Sunday, October 11, 2009

familiarity takes its toll

"Not all that glitters are gold, but maybe they are imperfect but not scraps."
When a person is put on the spotlight and enjoying the people's attention, it doesn't always mean that we can judge them.

 A friend of mine doesn't give a damn if people are throwing shits behind his back, maybe because that is his nature. He even once said that he doesn't care about people who criticize him but insted, he'll  focus more on the people who can appreciate his presence, I said, yes that's right but I asked him if being a popular guy especially not in the positive side doesn't bother him at all..obviously, he said no. Lately, I haven't heard much about him because we separated our ways since the end of our high school life. But now in college, people are still bragging about the scandals that he made or his wrong actions the whole time they knew him. I just say to them, "Yah, maybe he's not the perfect and most innocent guy but he doesn't give a damn so why not take care of your own craps before minding other people's." 

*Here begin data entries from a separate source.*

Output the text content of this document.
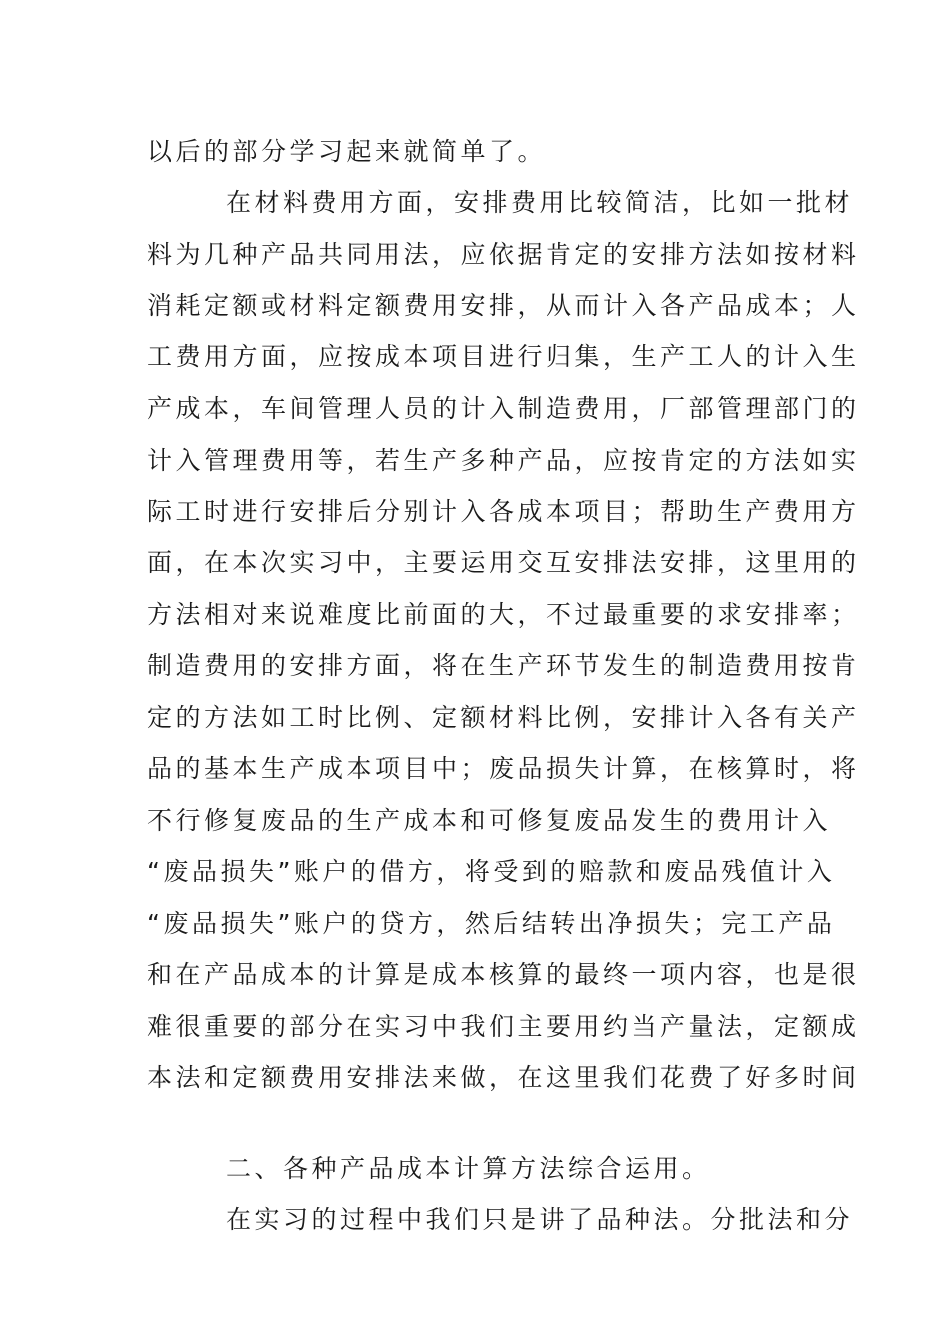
以后的部分学习起来就简单了。
在材料费用方面，安排费用比较简洁，比如一批材
料为几种产品共同用法，应依据肯定的安排方法如按材料
消耗定额或材料定额费用安排，从而计入各产品成本；人
工费用方面，应按成本项目进行归集，生产工人的计入生
产成本，车间管理人员的计入制造费用，厂部管理部门的
计入管理费用等，若生产多种产品，应按肯定的方法如实
际工时进行安排后分别计入各成本项目；帮助生产费用方
面，在本次实习中，主要运用交互安排法安排，这里用的
方法相对来说难度比前面的大，不过最重要的求安排率；
制造费用的安排方面，将在生产环节发生的制造费用按肯
定的方法如工时比例、定额材料比例，安排计入各有关产
品的基本生产成本项目中；废品损失计算，在核算时，将
不行修复废品的生产成本和可修复废品发生的费用计入
“废品损失”账户的借方，将受到的赔款和废品残值计入
“废品损失”账户的贷方，然后结转出净损失；完工产品
和在产品成本的计算是成本核算的最终一项内容，也是很
难很重要的部分在实习中我们主要用约当产量法，定额成
本法和定额费用安排法来做，在这里我们花费了好多时间
二、各种产品成本计算方法综合运用。
在实习的过程中我们只是讲了品种法。分批法和分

Studying in a big university back when I was in High School,  I've heard maybe the worst things 16 years old people can do (remains to your imagination because those are secrets I would like to keep with myself and those people involved )..and I found out that there are two types of high school junkies, the first is the salient and unbarred types who take responsibilities with their mistakes, I am not saying that that is the best thing to do but since the problem or instances are already there, they must be courageous enough to face the consequences. On the other hand, the those who are obscure and fades among the common, I hate them the most because they deny and fades that easy, as if nothing happened. 

Maybe my friend belongs to that first group. That friend of mine happened to be an ex lover. First I thought standing for him, that he is not really that bad as what my friends think, was just because I love him and he's my boyfriend but now that we're apart, I still take his side and be defiant against others. Yes, maybe he've hurt me but I think he is one of the most genuine person I've known. I symphatize with him because thinking about it, there are more batchmates who did worse than him, but still he was the only one who was taken noticed by inconsiderate people while others are unexposed and stayed in ther shells keeping their good records..I think that's unfair.

After realizing this, I became scared of the people around me, I don't know who are my real friends anymore but one thing's for sure, we must not judge others by heresays, let's see it ourselves . Catching people off-guard is the worst thing we can do.